12/15/2015

Money Rules Architecture

Japan Sport Council disclosed two designs for new national stadium for Tokyo Olympic in 2020. Both drafts had common concepts, which was drawn by Japanese designer, which cost was cheaper than former one designed by a foreign designer and which concept was based on woody structure. Caused by steep growth in raw material for construction, the central facility for Olympic games will be looking boring. One can question: Did we really need to replace old national stadium?

As a conclusion of international competition, JSC in 2012 chose an outlandish design by Zaha Hadid, who had been dubbed as Queen of the Curve. While JSC initially estimated the cost for construction as ¥130 billion, it proved to be costing ¥353 billion after detailed calculation. In November 2013, JSC revised the plan with smaller floor limiting the cost as low as ¥178 billion, the estimation again hiked up to ¥252, because of inappropriate prospect on price of resources. Hadid plan was finally turned down.

New plan A will cost ¥149 billion. The building is 49 meters high, quite lower than 70 meters of Hadid plan, with three layers stand and roof made by mixture of steel and wood. According to Mainichi Shimbun, team A consisted with Japanese designer, Kengo Kuma, architect company, Azusa Sekkei, and joint developers led by Taisei Corporation. The concept was named Stadium in the Forest.
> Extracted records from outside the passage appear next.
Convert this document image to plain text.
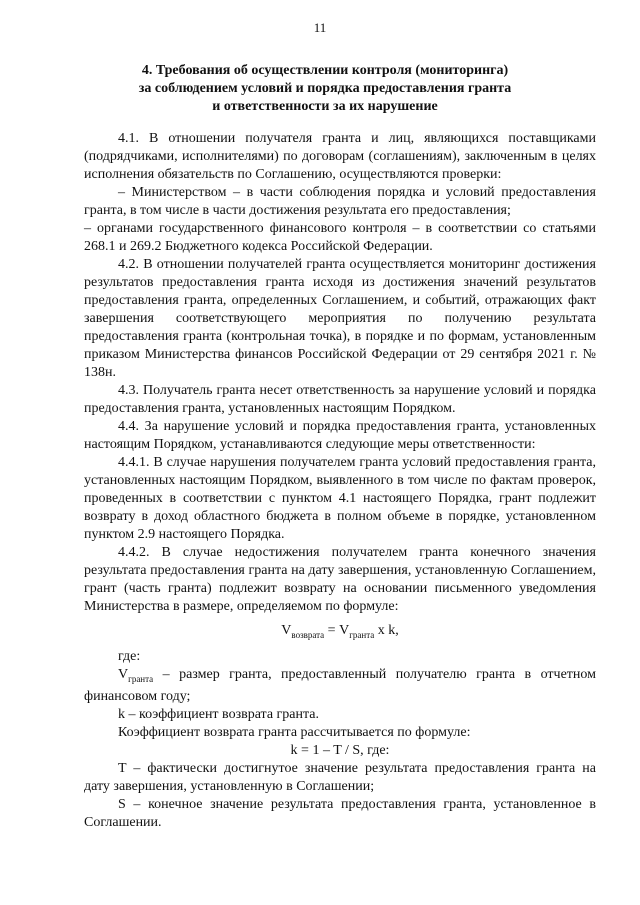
11
4. Требования об осуществлении контроля (мониторинга)
за соблюдением условий и порядка предоставления гранта
и ответственности за их нарушение

4.1. В отношении получателя гранта и лиц, являющихся поставщиками (подрядчиками, исполнителями) по договорам (соглашениям), заключенным в целях исполнения обязательств по Соглашению, осуществляются проверки:

– Министерством – в части соблюдения порядка и условий предоставления гранта, в том числе в части достижения результата его предоставления;

– органами государственного финансового контроля – в соответствии со статьями 268.1 и 269.2 Бюджетного кодекса Российской Федерации.

4.2. В отношении получателей гранта осуществляется мониторинг достижения результатов предоставления гранта исходя из достижения значений результатов предоставления гранта, определенных Соглашением, и событий, отражающих факт завершения соответствующего мероприятия по получению результата предоставления гранта (контрольная точка), в порядке и по формам, установленным приказом Министерства финансов Российской Федерации от 29 сентября 2021 г. № 138н.

4.3. Получатель гранта несет ответственность за нарушение условий и порядка предоставления гранта, установленных настоящим Порядком.

4.4. За нарушение условий и порядка предоставления гранта, установленных настоящим Порядком, устанавливаются следующие меры ответственности:

4.4.1. В случае нарушения получателем гранта условий предоставления гранта, установленных настоящим Порядком, выявленного в том числе по фактам проверок, проведенных в соответствии с пунктом 4.1 настоящего Порядка, грант подлежит возврату в доход областного бюджета в полном объеме в порядке, установленном пунктом 2.9 настоящего Порядка.

4.4.2. В случае недостижения получателем гранта конечного значения результата предоставления гранта на дату завершения, установленную Соглашением, грант (часть гранта) подлежит возврату на основании письменного уведомления Министерства в размере, определяемом по формуле:

$V_{возврата} = V_{гранта}$ x k,

где:

$V_{гранта}$ – размер гранта, предоставленный получателю гранта в отчетном финансовом году;

k – коэффициент возврата гранта.

Коэффициент возврата гранта рассчитывается по формуле:

k = 1 – T / S, где:

T – фактически достигнутое значение результата предоставления гранта на дату завершения, установленную в Соглашении;

S – конечное значение результата предоставления гранта, установленное в Соглашении.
The cost of new plan B will be ¥150 billion, ¥0.1 billion higher than plan A. The height of the building is 54 meters. Its stand has two-layered structure and the roof has wavy look. The greatest uniqueness can see in 72 wooden pillars surrounding the stadium. The joint venture by major Japanese general construction corporation of Takenaka, Shimizu and Obayashi established team B with designer, Toyoo Ito, and architect, Nihon Sekkei. Its concept strictly matched with plan A, which was Stadium in the Forest.

One thing clear: both plans are definitely not international. JSC seemed not to have realized difficulty of implementing designs by Hadid at the beginning. The preparation team also faced sharp international criticisms in the plagiarism scandal over official logo of Tokyo Olympic. Japan got back to the basic of simple and sturdy, less personal and cheap is best.


Nevertheless, the leadership is unworthy designated efforts to recover failure in designing. President of Tokyo Olympic Organization Committee, former Prime Minister Yoshiro Mori revealed his preference to one of the two plans before selecting process. “Watching exterior, plan B is better. That has typical image of sports. It looks like pavilion of ancient Greece,” told Mori to the reporters. “Plan A has no brightness of having Olympic games,” he added. In Japan, someone always pull the legs of frontrunner.